在本研究中,透過文獻回顧得知PMT之不穩定行為在實驗量測下,無論是短期可逆的漂移效應(Drift effect),抑或是長期不可逆的疲乏效應(Fatigue effect),都會對訊號產生一定程度的影響,導致使用基態耗損顯微鏡(Ground state depletion microscopy, GSD)對樣本進行基態耗損效應的量測時,無法確認雙光子螢光訊號的抑制趨勢是否來自於基態電子的耗盡所產生的螢光關閉現象。為此,本研究將利用基態耗損顯微系統進行實驗,透過不同實驗條件下所量測之雙光子螢光訊號行進行分析,探討疲乏效應的產生原因及特徵表現,藉由實驗結果可以得知在訊號強度過高的狀況下,PMT放大訊號的過程中容易使得增益值產生變化,並且需要在多道光源於激發的過程中,加入適當的無光激發時長才能逐漸恢復至穩定狀態。本研究結果於未來使用此系統量測時,可提升整體系統的準確性與穩定性,避免因PMT導致的訊號失真情形。;In super-resolution fluorescence microscopy, the fluorescence signal is generally weaker compared to signals obtained using conventional optical microscopy. To enhance signal intensity and improve image quality, photomultiplier tubes (PMTs) are widely employed for signal amplification and detection. However, under prolonged exposure and high-intensity excitation light, PMTs are prone to fatigue effects, leading to reduced gain and sensitivity, which in turn results in signal distortion.
In this study, a literature review reveals that PMT instability—whether reversible short-term drift effects or irreversible long-term fatigue effects—can significantly affect signal integrity. This issue becomes particularly critical when using ground state depletion microscopy (GSD) to investigate the depletion of ground-state electrons in samples. It becomes challenging to determine whether the observed suppression of the two-photon fluorescence signal genuinely originates from fluorescence quenching due to ground-state depletion.
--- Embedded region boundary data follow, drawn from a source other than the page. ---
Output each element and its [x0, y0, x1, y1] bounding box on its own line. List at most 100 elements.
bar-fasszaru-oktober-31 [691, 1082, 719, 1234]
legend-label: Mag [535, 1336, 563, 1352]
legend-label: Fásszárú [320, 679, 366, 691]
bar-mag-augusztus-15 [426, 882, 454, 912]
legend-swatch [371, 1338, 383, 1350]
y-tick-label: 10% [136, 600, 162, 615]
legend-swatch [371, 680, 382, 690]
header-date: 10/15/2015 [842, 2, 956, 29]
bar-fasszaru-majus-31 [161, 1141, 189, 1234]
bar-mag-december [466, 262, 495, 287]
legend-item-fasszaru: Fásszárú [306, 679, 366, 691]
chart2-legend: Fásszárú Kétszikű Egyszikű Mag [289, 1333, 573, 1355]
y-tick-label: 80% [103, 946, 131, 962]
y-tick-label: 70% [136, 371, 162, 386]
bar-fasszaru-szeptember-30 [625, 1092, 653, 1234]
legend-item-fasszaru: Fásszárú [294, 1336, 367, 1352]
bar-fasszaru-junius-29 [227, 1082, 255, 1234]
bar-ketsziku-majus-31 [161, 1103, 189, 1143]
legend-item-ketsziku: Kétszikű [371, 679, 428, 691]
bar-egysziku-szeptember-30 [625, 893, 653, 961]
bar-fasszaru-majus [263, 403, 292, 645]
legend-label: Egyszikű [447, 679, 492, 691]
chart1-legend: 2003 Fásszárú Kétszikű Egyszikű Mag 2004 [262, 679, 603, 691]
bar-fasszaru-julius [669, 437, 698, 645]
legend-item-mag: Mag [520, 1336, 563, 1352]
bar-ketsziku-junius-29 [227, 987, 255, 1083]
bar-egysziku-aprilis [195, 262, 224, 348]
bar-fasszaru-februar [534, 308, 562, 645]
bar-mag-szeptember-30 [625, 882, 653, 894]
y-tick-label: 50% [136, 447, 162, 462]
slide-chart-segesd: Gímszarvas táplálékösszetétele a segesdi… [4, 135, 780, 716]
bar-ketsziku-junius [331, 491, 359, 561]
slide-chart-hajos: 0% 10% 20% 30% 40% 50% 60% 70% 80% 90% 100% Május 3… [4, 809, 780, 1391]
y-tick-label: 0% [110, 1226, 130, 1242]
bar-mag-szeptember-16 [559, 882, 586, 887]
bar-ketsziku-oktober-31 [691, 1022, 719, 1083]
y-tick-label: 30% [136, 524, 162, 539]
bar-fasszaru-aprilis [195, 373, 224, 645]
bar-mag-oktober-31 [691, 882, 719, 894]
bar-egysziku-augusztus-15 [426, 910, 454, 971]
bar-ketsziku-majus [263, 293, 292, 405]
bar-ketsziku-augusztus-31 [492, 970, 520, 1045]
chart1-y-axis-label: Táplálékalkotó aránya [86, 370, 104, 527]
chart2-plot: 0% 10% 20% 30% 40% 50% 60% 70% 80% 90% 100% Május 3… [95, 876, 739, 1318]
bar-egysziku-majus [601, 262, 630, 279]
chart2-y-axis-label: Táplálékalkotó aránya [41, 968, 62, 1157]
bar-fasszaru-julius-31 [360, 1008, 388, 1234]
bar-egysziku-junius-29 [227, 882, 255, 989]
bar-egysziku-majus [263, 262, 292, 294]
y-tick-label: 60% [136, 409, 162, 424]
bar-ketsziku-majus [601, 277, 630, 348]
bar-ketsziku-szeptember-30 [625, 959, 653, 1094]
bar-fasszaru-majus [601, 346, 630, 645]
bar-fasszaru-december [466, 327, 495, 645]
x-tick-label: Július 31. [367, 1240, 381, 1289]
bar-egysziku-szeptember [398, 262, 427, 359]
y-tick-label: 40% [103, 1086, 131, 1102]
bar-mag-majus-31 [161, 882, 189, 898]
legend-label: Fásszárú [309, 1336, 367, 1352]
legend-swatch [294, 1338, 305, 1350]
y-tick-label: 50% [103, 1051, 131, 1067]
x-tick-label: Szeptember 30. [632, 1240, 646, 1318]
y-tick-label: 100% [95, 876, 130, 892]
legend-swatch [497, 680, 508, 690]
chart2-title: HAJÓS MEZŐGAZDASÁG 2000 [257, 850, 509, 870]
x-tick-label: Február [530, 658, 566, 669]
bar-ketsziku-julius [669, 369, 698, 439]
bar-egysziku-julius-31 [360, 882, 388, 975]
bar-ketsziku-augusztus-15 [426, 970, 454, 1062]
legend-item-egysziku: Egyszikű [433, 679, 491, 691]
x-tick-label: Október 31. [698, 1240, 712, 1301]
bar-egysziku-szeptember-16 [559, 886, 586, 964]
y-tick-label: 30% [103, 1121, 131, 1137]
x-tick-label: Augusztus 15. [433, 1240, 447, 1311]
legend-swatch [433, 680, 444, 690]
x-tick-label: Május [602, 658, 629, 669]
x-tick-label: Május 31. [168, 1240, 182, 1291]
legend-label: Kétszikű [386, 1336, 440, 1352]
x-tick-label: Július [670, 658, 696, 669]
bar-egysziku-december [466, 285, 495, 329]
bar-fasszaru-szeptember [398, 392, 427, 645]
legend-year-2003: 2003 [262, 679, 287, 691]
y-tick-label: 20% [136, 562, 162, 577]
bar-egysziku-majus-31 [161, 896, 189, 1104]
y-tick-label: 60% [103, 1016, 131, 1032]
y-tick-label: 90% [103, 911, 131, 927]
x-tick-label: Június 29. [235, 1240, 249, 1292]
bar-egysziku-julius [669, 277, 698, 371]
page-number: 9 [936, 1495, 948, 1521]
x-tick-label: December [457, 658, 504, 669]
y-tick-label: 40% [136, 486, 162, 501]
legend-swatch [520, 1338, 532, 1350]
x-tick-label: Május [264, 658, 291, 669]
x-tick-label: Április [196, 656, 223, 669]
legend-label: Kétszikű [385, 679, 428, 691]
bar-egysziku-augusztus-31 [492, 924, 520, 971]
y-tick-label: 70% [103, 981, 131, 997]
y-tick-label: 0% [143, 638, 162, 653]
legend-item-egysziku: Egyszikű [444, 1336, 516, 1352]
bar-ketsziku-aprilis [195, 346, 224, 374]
To address this issue, this study conducts experiments using a GSD microscopy system. By analyzing two-photon fluorescence signals acquired under various experimental conditions, we investigate the causes and characteristics of PMT fatigue effects. The results indicate that when the signal intensity is excessively high, the gain of the PMT tends to fluctuate during the signal amplification process. It is also observed that introducing an appropriate period of non-illumination between multi-source excitation cycles can help restore the system to a stable state.
The findings of this research contribute to improving the accuracy and stability of future measurements conducted with this system, by reducing signal distortion caused by PMT-induced effects.